In an effort to employ a utopian methodology for the world as it could be, my own work with teachers and teacher education communities has attempted to advance an approach to design research that is organized around a commitment to transforming the educational and social circumstances of members of non-dominant communities as a means of promoting social transformation and consequential learning. I refer to this approach as social design-based experimentation (Gutiérrez, 2008, 2016; Gutiérrez & Jurow, 2016; Gutiérrez & Vossoughi, 2010). At their core, social design-based experiments seek to create and study change. As educational and social interventions, the co-design process is oriented toward appropriating new learning, as well as unlearning stereotypic or deficit perceptions of learners and their communities, placing an emphasis instead on developing deep understandings of the histories of communities, their valued practices, their stories, and their aspirations.
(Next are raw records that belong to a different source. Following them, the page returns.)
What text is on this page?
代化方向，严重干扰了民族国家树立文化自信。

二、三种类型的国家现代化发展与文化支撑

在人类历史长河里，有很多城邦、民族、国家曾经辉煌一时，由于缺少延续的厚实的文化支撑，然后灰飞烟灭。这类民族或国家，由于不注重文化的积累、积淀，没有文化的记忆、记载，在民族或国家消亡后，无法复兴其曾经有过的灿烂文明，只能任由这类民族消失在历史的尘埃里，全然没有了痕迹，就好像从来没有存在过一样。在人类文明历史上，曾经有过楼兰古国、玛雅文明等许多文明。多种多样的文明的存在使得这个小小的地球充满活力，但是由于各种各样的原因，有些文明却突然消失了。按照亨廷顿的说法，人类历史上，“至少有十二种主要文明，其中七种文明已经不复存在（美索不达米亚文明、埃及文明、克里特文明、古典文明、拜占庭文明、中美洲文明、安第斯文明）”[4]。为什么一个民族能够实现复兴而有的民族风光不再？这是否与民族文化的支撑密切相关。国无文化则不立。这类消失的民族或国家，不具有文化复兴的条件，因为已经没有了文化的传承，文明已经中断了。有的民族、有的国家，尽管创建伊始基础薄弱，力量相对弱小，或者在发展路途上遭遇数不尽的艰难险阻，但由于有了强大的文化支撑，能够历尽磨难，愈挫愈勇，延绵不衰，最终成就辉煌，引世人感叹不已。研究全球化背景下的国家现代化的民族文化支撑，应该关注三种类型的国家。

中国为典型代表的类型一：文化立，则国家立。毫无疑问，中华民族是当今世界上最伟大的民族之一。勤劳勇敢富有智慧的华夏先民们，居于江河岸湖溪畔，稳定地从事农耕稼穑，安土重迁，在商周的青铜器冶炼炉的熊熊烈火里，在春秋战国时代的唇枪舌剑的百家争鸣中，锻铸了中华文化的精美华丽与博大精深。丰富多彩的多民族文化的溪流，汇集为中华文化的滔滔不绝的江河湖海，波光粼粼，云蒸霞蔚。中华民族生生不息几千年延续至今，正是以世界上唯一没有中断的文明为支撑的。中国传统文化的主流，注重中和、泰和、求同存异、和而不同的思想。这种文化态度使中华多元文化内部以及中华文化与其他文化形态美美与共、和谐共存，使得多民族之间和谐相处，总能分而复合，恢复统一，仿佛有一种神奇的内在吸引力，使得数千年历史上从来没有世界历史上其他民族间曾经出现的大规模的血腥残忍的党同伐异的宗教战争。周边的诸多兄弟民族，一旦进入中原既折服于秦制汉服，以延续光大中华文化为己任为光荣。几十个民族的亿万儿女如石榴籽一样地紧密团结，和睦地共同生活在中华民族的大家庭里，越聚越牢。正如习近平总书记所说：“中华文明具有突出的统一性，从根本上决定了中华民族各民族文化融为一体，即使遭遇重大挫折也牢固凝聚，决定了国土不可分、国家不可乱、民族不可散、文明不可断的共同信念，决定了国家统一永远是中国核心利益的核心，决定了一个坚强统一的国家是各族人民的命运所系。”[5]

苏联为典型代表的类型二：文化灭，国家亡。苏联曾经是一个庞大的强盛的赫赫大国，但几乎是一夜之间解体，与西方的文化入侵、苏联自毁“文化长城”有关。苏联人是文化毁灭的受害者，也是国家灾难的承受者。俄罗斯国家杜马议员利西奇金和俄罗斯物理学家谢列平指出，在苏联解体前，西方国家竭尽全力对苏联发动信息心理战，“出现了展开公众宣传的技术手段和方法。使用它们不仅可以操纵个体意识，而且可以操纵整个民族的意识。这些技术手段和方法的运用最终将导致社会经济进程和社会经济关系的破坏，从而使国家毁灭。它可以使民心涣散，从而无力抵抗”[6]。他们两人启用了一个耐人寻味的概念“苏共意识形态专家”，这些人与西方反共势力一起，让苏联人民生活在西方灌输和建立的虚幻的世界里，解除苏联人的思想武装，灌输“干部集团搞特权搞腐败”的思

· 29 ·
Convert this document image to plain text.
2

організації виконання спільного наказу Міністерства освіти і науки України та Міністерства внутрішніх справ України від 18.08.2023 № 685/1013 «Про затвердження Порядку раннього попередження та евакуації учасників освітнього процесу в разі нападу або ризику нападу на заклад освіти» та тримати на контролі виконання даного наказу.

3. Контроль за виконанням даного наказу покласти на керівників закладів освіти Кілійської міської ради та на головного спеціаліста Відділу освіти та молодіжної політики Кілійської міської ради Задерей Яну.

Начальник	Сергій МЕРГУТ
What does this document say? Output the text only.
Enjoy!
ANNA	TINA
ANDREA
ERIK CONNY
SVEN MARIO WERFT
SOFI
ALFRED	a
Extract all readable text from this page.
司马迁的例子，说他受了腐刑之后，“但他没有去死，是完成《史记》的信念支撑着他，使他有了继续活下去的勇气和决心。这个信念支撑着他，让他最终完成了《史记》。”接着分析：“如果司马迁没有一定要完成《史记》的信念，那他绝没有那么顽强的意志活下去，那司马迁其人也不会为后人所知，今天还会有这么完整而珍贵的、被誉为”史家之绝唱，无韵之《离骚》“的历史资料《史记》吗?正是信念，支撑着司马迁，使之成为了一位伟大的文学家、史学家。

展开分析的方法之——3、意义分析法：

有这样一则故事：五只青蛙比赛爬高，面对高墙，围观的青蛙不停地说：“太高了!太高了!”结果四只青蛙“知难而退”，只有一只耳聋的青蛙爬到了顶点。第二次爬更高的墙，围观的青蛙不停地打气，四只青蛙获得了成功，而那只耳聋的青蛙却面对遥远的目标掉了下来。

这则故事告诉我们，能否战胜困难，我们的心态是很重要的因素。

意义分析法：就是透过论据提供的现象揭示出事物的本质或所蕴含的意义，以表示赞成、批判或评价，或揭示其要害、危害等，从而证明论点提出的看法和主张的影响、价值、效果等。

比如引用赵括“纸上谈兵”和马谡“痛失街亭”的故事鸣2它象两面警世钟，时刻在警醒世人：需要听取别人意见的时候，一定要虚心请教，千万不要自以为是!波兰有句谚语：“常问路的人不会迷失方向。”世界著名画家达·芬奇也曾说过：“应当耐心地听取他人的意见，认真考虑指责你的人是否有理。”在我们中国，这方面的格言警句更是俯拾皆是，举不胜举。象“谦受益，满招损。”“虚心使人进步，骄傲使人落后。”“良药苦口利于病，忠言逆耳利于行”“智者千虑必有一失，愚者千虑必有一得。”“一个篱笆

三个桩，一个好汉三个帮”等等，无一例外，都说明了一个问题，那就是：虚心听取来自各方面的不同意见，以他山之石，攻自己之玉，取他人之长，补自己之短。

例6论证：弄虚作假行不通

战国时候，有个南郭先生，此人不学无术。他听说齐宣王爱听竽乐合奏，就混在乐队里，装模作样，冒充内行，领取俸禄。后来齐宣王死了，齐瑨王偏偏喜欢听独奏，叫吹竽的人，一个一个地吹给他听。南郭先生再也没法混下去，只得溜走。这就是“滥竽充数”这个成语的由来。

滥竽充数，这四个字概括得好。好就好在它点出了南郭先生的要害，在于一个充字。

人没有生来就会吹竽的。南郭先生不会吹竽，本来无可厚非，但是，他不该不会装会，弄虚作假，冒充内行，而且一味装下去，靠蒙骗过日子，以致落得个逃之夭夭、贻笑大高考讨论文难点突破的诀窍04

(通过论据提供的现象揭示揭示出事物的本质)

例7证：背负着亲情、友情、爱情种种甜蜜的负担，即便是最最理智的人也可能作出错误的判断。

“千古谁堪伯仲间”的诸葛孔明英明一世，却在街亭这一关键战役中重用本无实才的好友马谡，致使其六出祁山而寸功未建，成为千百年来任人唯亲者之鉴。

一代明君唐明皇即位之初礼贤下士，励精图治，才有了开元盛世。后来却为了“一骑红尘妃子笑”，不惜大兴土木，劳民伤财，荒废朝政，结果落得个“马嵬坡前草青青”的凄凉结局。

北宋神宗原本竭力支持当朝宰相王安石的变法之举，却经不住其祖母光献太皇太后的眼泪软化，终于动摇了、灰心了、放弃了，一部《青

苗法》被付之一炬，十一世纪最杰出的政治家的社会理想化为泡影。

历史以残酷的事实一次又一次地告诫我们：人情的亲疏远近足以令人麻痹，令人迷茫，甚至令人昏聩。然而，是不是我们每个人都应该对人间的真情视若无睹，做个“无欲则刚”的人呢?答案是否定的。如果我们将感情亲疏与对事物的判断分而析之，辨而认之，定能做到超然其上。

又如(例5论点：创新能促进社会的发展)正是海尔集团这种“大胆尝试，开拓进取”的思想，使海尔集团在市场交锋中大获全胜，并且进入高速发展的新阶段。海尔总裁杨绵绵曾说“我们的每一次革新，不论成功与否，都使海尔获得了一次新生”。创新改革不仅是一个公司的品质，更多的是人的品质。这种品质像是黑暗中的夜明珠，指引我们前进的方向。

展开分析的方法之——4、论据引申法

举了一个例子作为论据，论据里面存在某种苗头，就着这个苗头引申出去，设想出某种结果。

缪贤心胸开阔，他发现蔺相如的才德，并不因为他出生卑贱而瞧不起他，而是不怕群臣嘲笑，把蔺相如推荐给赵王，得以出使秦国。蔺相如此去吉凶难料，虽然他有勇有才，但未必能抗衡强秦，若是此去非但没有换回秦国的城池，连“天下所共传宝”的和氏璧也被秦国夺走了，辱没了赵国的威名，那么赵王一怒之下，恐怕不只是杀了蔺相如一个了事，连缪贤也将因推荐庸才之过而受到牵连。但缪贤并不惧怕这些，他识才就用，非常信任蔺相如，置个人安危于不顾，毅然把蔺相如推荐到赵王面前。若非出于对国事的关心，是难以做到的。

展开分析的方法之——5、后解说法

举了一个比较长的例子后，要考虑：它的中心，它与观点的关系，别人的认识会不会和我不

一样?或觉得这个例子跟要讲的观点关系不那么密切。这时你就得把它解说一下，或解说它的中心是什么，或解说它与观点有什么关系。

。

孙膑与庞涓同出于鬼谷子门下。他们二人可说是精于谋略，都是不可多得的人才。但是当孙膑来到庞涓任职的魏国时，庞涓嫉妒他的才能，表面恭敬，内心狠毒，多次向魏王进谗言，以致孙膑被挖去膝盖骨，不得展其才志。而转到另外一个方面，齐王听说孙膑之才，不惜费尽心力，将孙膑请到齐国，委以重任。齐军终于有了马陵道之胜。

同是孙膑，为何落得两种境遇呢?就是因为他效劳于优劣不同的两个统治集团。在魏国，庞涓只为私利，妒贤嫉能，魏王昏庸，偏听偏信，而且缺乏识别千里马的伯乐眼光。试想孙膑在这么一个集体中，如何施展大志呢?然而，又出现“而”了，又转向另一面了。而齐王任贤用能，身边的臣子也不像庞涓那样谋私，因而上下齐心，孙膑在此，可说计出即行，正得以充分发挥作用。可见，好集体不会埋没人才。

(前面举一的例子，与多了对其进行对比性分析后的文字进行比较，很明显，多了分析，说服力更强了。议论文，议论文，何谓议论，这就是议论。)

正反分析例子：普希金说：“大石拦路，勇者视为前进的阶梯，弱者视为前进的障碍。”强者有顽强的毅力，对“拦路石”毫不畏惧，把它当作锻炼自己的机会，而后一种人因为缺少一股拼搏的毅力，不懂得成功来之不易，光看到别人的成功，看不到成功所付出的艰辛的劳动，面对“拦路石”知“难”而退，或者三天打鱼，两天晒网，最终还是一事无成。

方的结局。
As I have previously written, whether imagining new ways of engaging preservice teachers or youth from migrant farmer backgrounds, our social design-based experiments in practice are theoretical and experientially informed models of the future that are codesigned, co-studied, and revised in the present. Grounded in empirically derived hypotheses about learning and human development, social design-based experiments are collaboratively iterated, implemented, and continuously reflected on, refined, and re-mediated over the course of the experiment (Gutiérrez, 2016, p. 192).
As a democratizing form of inquiry, social design experiments aim at broader social change through the development of justice and future-oriented ecologies, guided by design principles that help ensure that historicized notions of justice and learning are foregrounded across all phases of design and inquiry processes. Of relevance to this issue, conducting collaborative inquiry about student and teacher learning requires achieving equity by design in which learning is organized for future identities, with transformative and enduring consequences for people in vulnerable communities (Gutiérrez, 2008, p. 192). Cole (1996) refers to this process as prolepsis: a mediated representation and nascent experience of the future in the present (p. 184). Teacher preparation and education should be about possible futures.